In general, low impedance electrodes are preferred for recording neural activity, while electrodes with high charge storage/injection capacity are advantageous for stimulation [5]. As they both are influenced by the electrode–electrolyte interface, augmenting the surface area (i.e. porosity, roughness, geometry) improves both characteristics. As visible from electrochemical measures, the 3D electrodes provide a better option compared to the flat ones for both recording and stimulation.
In vivo recordings of VEPs with 3D protruding electrodes have shown a better SNR with respect to flat electrodes, thus allowing a detailed characterization of all the VEP peaks depending on the electrode depth in the brain and the light intensities.
High-resolution imaging of multielectrode arrays within the brain showed that the 3D protruding electrodes are intact after one week of implantation.
In conclusion, the 3D electrode arrays allow a multilayer placement of their interconnects within a flexible substrate, thus reducing the size of the probe per the same number of electrodes. In addition, all the electrode sites are maintained at the same level and nearer to the tissue. The surface area of the electrodes is increased by about 50% compared to flat electrodes, which leads to a lower electrochemical impedance and a higher charge storage capacity.
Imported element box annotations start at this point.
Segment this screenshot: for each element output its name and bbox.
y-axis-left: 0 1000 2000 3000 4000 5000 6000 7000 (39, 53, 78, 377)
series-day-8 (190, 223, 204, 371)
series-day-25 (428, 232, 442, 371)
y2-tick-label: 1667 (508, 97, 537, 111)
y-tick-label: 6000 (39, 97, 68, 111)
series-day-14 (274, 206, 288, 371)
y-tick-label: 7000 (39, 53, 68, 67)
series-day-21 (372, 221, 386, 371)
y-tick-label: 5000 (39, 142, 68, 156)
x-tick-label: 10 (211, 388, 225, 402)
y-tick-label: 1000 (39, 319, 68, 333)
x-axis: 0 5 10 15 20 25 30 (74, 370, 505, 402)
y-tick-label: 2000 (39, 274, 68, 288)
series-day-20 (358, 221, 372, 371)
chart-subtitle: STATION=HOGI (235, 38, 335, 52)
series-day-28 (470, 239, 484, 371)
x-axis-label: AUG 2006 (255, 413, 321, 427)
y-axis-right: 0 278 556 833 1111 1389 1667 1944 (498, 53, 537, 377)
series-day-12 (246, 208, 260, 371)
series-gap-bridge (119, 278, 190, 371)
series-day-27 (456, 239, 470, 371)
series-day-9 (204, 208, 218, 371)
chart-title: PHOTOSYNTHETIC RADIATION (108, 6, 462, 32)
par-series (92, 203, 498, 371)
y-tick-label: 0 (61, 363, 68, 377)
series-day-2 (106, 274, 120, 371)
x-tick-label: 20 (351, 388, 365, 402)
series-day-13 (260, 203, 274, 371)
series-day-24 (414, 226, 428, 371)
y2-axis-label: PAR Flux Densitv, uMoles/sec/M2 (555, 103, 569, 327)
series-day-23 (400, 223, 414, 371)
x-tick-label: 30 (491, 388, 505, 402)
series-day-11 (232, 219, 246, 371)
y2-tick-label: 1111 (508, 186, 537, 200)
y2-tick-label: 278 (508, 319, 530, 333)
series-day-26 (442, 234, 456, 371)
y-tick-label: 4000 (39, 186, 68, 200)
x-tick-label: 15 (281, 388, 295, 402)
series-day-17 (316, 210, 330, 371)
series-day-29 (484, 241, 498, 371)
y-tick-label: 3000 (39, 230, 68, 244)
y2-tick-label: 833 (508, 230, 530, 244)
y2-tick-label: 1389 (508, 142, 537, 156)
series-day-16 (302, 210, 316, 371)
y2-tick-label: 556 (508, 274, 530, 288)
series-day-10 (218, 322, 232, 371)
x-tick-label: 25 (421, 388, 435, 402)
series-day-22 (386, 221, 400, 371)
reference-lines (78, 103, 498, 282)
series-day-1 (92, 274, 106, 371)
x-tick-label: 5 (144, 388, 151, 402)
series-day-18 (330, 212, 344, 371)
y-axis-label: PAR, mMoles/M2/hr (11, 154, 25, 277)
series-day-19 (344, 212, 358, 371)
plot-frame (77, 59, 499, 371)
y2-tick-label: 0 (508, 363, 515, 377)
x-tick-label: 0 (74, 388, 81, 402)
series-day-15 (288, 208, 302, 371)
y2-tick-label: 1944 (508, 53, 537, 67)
To further characterise these multilayer 3D electrode array, the next step will include in vivo chronic recordings and post mortem histological investigations. VEP recordings at different time points will be necessary to evaluate the long-term stability of the 3D pillars. Immunofluorescence assays will be instrumental to assess the extension of the glial scar and the incorporation of the protruding 3D electrodes within the brain tissue. Additional optimization steps could involve the fabrication of taller protruding electrodes with highly porous coatings (e.g. conductive polymers or conductive hydrogels [39]) to further reduce the electrochemical impedance and to better interface the stiff array with the soft biological tissue.
Acknowledgments
This work has been supported by École Polytechnique Fédérale de Lausanne and Medtronic. The authors would like to thank the staff of the EPFL Center of Micronanotechnology (CMi) and Bastien Duckert for their support related to microfabrication processes. We would like to thank also the Imaging and Light Microscopy Facility of the Wyss Center for Bio- and Neuroengineering and Elodie Geneviève Meyer for their help with the light-sheet microscopy.
Authors contribution
MJIAL designed the fabrication strategy, fabricated the samples, performed the characterizations, and analysed the data. PV performed the in vivo validation and the whole-brain imaging. DG supervised the study. MJIAL wrote the manuscript. PV and DG edited the manuscript.